Altron has issued a trading statement, drawing attention to good performances by its Altech and Powertech businesses.

The Altron TMT division, established following the successful acquisition of the Altech minorities in August 2013 and consisting of the Altech and Bytes businesses, has performed well, exceeding management’s expectations, the company states.

Though the reorganisation process is on-going, management is extremely pleased with the progress made to date.

In particular, Altron TMT has secured several material tenders during the past six-month period, indicative of the exciting cross sell/up sell and collaboration opportunities that have arisen as a result of the integration of Altron TMT.

Bytes has continued to perform well despite its high base. While gross margins have remained under pressure, revenue has shown robust growth both in the local and international operations; Altech has recovered strongly following the disposal at the end of the last financial year of its loss making African operations.

While revenue growth has been relatively muted, profitability has recovered strongly on pleasing performances out of its main operations and despite a number of significant once off costs.

Altron Power consisting of the Powertech businesses has also made a strong recovery from last year.
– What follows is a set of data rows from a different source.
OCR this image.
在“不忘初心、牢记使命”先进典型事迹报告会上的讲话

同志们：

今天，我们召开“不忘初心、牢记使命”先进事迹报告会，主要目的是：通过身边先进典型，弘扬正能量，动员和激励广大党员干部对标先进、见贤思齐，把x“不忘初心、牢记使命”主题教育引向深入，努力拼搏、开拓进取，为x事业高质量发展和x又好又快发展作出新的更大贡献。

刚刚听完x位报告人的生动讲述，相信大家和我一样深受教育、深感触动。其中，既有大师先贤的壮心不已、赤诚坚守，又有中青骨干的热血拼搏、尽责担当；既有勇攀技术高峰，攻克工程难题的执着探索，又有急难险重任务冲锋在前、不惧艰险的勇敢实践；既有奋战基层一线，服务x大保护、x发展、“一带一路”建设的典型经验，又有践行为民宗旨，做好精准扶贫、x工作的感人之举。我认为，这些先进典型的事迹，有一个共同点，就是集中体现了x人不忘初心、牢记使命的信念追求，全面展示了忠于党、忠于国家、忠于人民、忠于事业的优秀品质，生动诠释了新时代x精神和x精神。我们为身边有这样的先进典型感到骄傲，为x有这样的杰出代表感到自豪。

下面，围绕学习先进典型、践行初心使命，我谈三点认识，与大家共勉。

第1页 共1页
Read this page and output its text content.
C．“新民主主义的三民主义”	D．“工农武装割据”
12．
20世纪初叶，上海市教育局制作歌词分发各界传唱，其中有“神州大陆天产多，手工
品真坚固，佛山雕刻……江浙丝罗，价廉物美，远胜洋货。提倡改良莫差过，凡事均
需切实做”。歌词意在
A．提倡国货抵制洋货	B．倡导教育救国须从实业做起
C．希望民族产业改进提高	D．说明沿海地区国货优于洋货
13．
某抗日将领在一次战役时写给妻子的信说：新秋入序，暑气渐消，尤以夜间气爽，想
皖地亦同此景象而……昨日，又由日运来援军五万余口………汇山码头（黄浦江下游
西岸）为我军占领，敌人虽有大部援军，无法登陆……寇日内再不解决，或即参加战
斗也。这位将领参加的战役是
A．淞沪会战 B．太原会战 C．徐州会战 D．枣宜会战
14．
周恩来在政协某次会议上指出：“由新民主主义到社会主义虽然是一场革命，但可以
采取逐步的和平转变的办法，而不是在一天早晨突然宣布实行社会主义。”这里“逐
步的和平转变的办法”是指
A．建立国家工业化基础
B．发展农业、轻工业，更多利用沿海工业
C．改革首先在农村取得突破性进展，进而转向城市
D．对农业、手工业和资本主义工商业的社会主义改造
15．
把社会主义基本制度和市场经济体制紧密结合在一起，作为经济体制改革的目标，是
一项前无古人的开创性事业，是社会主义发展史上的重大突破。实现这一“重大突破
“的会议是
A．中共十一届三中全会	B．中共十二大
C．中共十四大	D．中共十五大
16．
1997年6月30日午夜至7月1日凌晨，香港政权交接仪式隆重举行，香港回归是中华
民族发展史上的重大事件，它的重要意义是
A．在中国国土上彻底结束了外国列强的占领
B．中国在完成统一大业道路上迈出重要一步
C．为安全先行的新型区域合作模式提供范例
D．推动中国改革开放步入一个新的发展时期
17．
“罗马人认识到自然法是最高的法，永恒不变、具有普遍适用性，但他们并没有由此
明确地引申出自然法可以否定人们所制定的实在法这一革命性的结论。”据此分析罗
Despite what remain challenging and uncertain economic conditions, Powertech has delivered pleasing revenue growth and significantly improved profitability, though margins remain below historical levels.

Shareholders are advised that a reasonable degree of certainty exists that the company’s headline earnings per share for the financial year ended 28 February 2014 is expected to be between 35% – 45% higher as against the previous corresponding period.

Basic earnings per share for the financial year ended 28 February 2014 is expected to be between 280% (178 cents per share) and 300% (198 cents per share) higher as against the previous corresponding period (loss of 99 cents per share).

In addition, Altron’s normalised headline earnings per share is expected to be between 45% to 55% higher as against the previous corresponding period. The normalised headline earnings per share disclosure adjusts headline earnings for various once off costs that have arisen in the current financial year, which are either non-operational or are associated with accessing benefits that will only be realised in subsequent reporting periods.